FEATURES AND COMMENTARY
San Diego, CA — As Paul Festa reported for CNET, efforts to craft a new language for building Web pages may stall because of rifts within the development community, which is debating a proposed standard.
Last month the World Wide Web Consortium (W3C) proposed Extensible Hypertext Markup Language (XHTML), turning it over to the development community for a final review period, but since then the process has lost some momentum. Developers have not been to agree on a naming convention that orients Web browsers to their tasks.
XHTML would rewrite Hypertext Markup Language (HTML), the Web’s most commonly used language. The rewrite would make it easier for individual industries to design Web pages that meet their specific needs.
At stake is how browsers will make sense of the Web when it is written in a potentially infinite variety of individually tailored languages.
Web authors use HTML to design basic Web pages. HTML tags designate format and page elements such as paragraph breaks, color, tables, and lists. With XHTML, HTML would be rewritten in Extensible Markup Language (XML), a technology for creating Web languages.
XML defines a tagging structure for the creation of industry–or task-specific languages. One example is MathML, which creates Web pages with mathematical content and functions.
Some XML developers are complaining that the XHTML proposed recommendation is playing fast and loose with the use of namespaces. XML namespaces, which the W3C recommended in January, let Web browsers distinguish between tags from different XML-based languages. In other words, if a document had both MathML tags and tags from another language, the namespaces would tell the browser which tags belong to which language and how to interpret them.
The W3C’s XHTML working group has proposed a trio of namespaces for XHTML. But the working group’s critics think there should be only one.
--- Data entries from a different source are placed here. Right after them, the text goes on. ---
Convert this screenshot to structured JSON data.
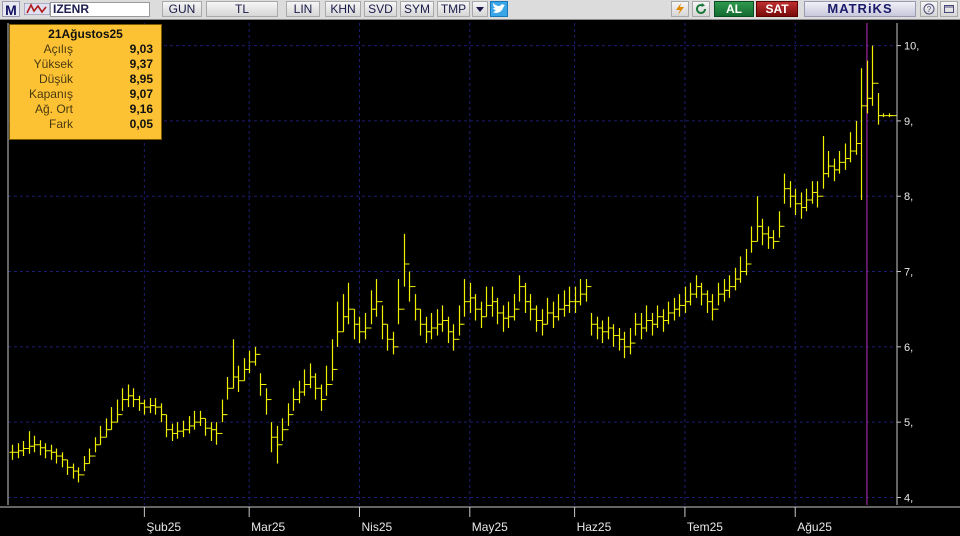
{
  "toolbar": {
    "logo": "M",
    "symbol": "IZENR",
    "period": "GUN",
    "currency": "TL",
    "scale": "LIN",
    "buttons": [
      "KHN",
      "SVD",
      "SYM",
      "TMP"
    ],
    "buy_label": "AL",
    "sell_label": "SAT",
    "brand": "MATRiKS",
    "colors": {
      "buy": "#1f8a3e",
      "sell": "#b01818",
      "brand": "#1a1a6a"
    },
    "icons": [
      "flag-icon",
      "dropdown-arrow-icon",
      "twitter-icon",
      "lightning-icon",
      "refresh-icon",
      "help-icon",
      "window-icon"
    ]
  },
  "infobox": {
    "date": "21Ağustos25",
    "rows": [
      {
        "label": "Açılış",
        "value": "9,03"
      },
      {
        "label": "Yüksek",
        "value": "9,37"
      },
      {
        "label": "Düşük",
        "value": "8,95"
      },
      {
        "label": "Kapanış",
        "value": "9,07"
      },
      {
        "label": "Ağ. Ort",
        "value": "9,16"
      },
      {
        "label": "Fark",
        "value": "0,05"
      }
    ]
  },
  "chart_data": {
    "type": "bar",
    "subtype": "ohlc",
    "symbol": "IZENR",
    "ylim": [
      3.9,
      10.3
    ],
    "yticks": [
      4,
      5,
      6,
      7,
      8,
      9,
      10
    ],
    "ytick_labels": [
      "4,",
      "5,",
      "6,",
      "7,",
      "8,",
      "9,",
      "10,"
    ],
    "month_labels": [
      "Şub25",
      "Mar25",
      "Nis25",
      "May25",
      "Haz25",
      "Tem25",
      "Ağu25"
    ],
    "month_positions": [
      24,
      43,
      63,
      83,
      102,
      122,
      142
    ],
    "cursor_index": 155,
    "last_value": 9.07,
    "colors": {
      "bar": "#f0f000",
      "grid": "#1c1c70",
      "axis": "#c8c8c8",
      "cursor": "#c030c0",
      "text": "#e8e8e8"
    },
    "values": [
      4.6,
      4.62,
      4.65,
      4.68,
      4.7,
      4.66,
      4.62,
      4.6,
      4.55,
      4.5,
      4.4,
      4.35,
      4.3,
      4.45,
      4.55,
      4.7,
      4.8,
      4.9,
      5.0,
      5.1,
      5.3,
      5.35,
      5.3,
      5.25,
      5.2,
      5.22,
      5.2,
      5.1,
      4.9,
      4.85,
      4.88,
      4.9,
      4.95,
      5.0,
      5.05,
      4.92,
      4.9,
      4.85,
      5.1,
      5.45,
      5.6,
      5.55,
      5.7,
      5.8,
      5.9,
      5.5,
      5.3,
      4.8,
      4.7,
      4.9,
      5.1,
      5.3,
      5.4,
      5.5,
      5.6,
      5.45,
      5.3,
      5.5,
      5.7,
      6.2,
      6.4,
      6.5,
      6.3,
      6.2,
      6.25,
      6.5,
      6.6,
      6.3,
      6.1,
      6.0,
      6.5,
      7.1,
      6.8,
      6.5,
      6.3,
      6.2,
      6.25,
      6.3,
      6.35,
      6.2,
      6.1,
      6.3,
      6.6,
      6.65,
      6.5,
      6.4,
      6.55,
      6.6,
      6.45,
      6.38,
      6.4,
      6.5,
      6.8,
      6.6,
      6.5,
      6.35,
      6.3,
      6.45,
      6.4,
      6.5,
      6.55,
      6.6,
      6.6,
      6.7,
      6.8,
      6.3,
      6.25,
      6.2,
      6.25,
      6.15,
      6.1,
      6.0,
      6.05,
      6.3,
      6.25,
      6.35,
      6.3,
      6.4,
      6.35,
      6.45,
      6.5,
      6.55,
      6.6,
      6.7,
      6.8,
      6.7,
      6.6,
      6.5,
      6.7,
      6.75,
      6.8,
      6.9,
      7.0,
      7.1,
      7.4,
      7.6,
      7.5,
      7.45,
      7.4,
      7.6,
      8.1,
      8.0,
      7.9,
      7.85,
      7.95,
      8.05,
      8.0,
      8.3,
      8.4,
      8.35,
      8.45,
      8.5,
      8.6,
      8.7,
      9.2,
      9.3,
      9.5,
      9.07,
      9.07,
      9.07
    ],
    "highs": [
      4.7,
      4.72,
      4.75,
      4.88,
      4.82,
      4.76,
      4.72,
      4.7,
      4.65,
      4.6,
      4.5,
      4.45,
      4.4,
      4.55,
      4.65,
      4.8,
      4.95,
      5.05,
      5.2,
      5.3,
      5.45,
      5.5,
      5.45,
      5.35,
      5.3,
      5.32,
      5.32,
      5.25,
      5.1,
      4.98,
      5.0,
      5.02,
      5.08,
      5.15,
      5.15,
      5.05,
      5.0,
      5.0,
      5.3,
      5.6,
      6.1,
      5.75,
      5.85,
      5.95,
      6.0,
      5.65,
      5.45,
      5.0,
      4.95,
      5.05,
      5.25,
      5.45,
      5.55,
      5.7,
      5.78,
      5.65,
      5.5,
      5.75,
      6.1,
      6.6,
      6.7,
      6.85,
      6.5,
      6.4,
      6.45,
      6.75,
      6.9,
      6.55,
      6.3,
      6.2,
      6.9,
      7.5,
      7.0,
      6.7,
      6.5,
      6.4,
      6.45,
      6.5,
      6.55,
      6.4,
      6.3,
      6.55,
      6.9,
      6.85,
      6.7,
      6.6,
      6.8,
      6.8,
      6.65,
      6.55,
      6.6,
      6.7,
      6.95,
      6.85,
      6.7,
      6.55,
      6.5,
      6.65,
      6.6,
      6.7,
      6.75,
      6.8,
      6.8,
      6.9,
      6.9,
      6.45,
      6.4,
      6.35,
      6.4,
      6.3,
      6.25,
      6.2,
      6.25,
      6.45,
      6.45,
      6.55,
      6.45,
      6.55,
      6.5,
      6.6,
      6.65,
      6.7,
      6.8,
      6.85,
      6.95,
      6.85,
      6.75,
      6.7,
      6.85,
      6.9,
      6.95,
      7.05,
      7.2,
      7.3,
      7.6,
      8.0,
      7.7,
      7.6,
      7.55,
      7.8,
      8.3,
      8.2,
      8.1,
      8.05,
      8.1,
      8.2,
      8.2,
      8.8,
      8.6,
      8.5,
      8.6,
      8.7,
      8.85,
      9.0,
      9.7,
      9.8,
      10.0,
      9.37,
      9.1,
      9.1
    ],
    "lows": [
      4.5,
      4.52,
      4.55,
      4.58,
      4.6,
      4.56,
      4.52,
      4.5,
      4.45,
      4.4,
      4.3,
      4.25,
      4.2,
      4.35,
      4.45,
      4.6,
      4.7,
      4.8,
      4.9,
      5.0,
      5.15,
      5.2,
      5.2,
      5.15,
      5.1,
      5.12,
      5.1,
      5.0,
      4.8,
      4.75,
      4.78,
      4.8,
      4.85,
      4.9,
      4.95,
      4.82,
      4.75,
      4.7,
      5.0,
      5.3,
      5.45,
      5.4,
      5.55,
      5.65,
      5.75,
      5.35,
      5.1,
      4.6,
      4.45,
      4.75,
      4.95,
      5.15,
      5.25,
      5.35,
      5.45,
      5.3,
      5.15,
      5.35,
      5.55,
      6.0,
      6.2,
      6.3,
      6.1,
      6.05,
      6.1,
      6.3,
      6.4,
      6.1,
      5.95,
      5.9,
      6.3,
      6.8,
      6.6,
      6.35,
      6.15,
      6.05,
      6.1,
      6.15,
      6.2,
      6.05,
      5.95,
      6.15,
      6.4,
      6.45,
      6.35,
      6.25,
      6.4,
      6.4,
      6.3,
      6.2,
      6.25,
      6.35,
      6.6,
      6.45,
      6.35,
      6.2,
      6.15,
      6.3,
      6.25,
      6.35,
      6.4,
      6.45,
      6.45,
      6.55,
      6.6,
      6.15,
      6.1,
      6.05,
      6.1,
      6.0,
      5.95,
      5.85,
      5.9,
      6.15,
      6.1,
      6.2,
      6.15,
      6.25,
      6.2,
      6.3,
      6.35,
      6.4,
      6.45,
      6.55,
      6.65,
      6.55,
      6.45,
      6.35,
      6.55,
      6.6,
      6.65,
      6.75,
      6.85,
      6.95,
      7.25,
      7.4,
      7.35,
      7.3,
      7.3,
      7.45,
      7.9,
      7.85,
      7.75,
      7.7,
      7.8,
      7.9,
      7.85,
      8.1,
      8.25,
      8.2,
      8.3,
      8.35,
      8.45,
      8.55,
      7.95,
      9.1,
      9.2,
      8.95,
      9.05,
      9.05
    ]
  }
}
In current implementations of XML, browsers refer to a file called a Document Type Definition, which defines grammar or syntax of a particular XML-based language. One W3C effort is underway to define XML schemas, which will give XML developers more power and flexibility in specifying how their tags are interpreted. The schemas’ specification, which has not reached official recommendation status, is intended ultimately to replace the Document Type Definition.
The current controversy arises over the practice of using Web addresses, or URLs, as labels for separate namespaces. In other words, a Web document would use a URL to tell the browser what kind of XML it is reading and how to interpret its tags.
Though URLs traditionally point to a particular Web page, in the case of namespaces they only differentiate one namespace from another, much like a telephone number that doesn’t connect to a phone line, but only provides a unique identifying number for a person or residence.
But the W3C working group devoted to the new XHTML standard thinks the namespace URL should not only function as a unique identifier, but also should steer the browser to a definition of how the language corresponding to that namespace works. The W3C working group wants the namespace URL to do double duty in identifying the namespace and pointing to a document that will tell the browser how to read the page.
Namespace purists oppose that move, in part because it will complicate the interpretation of pages written in XHTML.
“What the working group is doing is building a Tower of Babel by dividing up namespaces for a single language,” said Don Park, president of XML software and consulting firm Docuverse. “Everyone knows what the paragraph tag means, but according to the working group proposal a single program will have to identify three paragraph tags.”
Working group members counter that the three namespaces within XHTML are necessary to delineate three varieties of HTML: strict, transitional, and frame-set.
Strict XHTML, the smallest namespace, excludes all presentational markup tags; those tags are to be included separately in style sheets. Transitional XHTML resembles HTML, which includes presentational markup elements. Frame-set XHTML includes presentational markup as well as the use of frames, the common separate smaller panes within Web pages.
The debate over XHTML namespaces has dominated the discussion at the “xml-dev” newsgroup for XML developers.
“Namespaces are about unique identification; they are not about meaning…” wrote Sun Microsystems’ Jon Bosak, chair of the W3C’s XML coordination group. “The main argument for specifying three namespaces for XHTML rests on the assumption that there is a one-to-one association between namespaces and schemas. This is not true.”
W3C representatives characterized the contentious debate over XHTML namespaces as a normal part of the W3C review process.
“This is all part of the process,” said Ian Jacobs, editor of the XML specification. “There is not yet a consensus in the community. If there continues to be a huge disagreement, something may change.”
XHTML’s review period ends September 22. The W3C typically takes two weeks to review comment before deciding whether to officially recommend a proposal.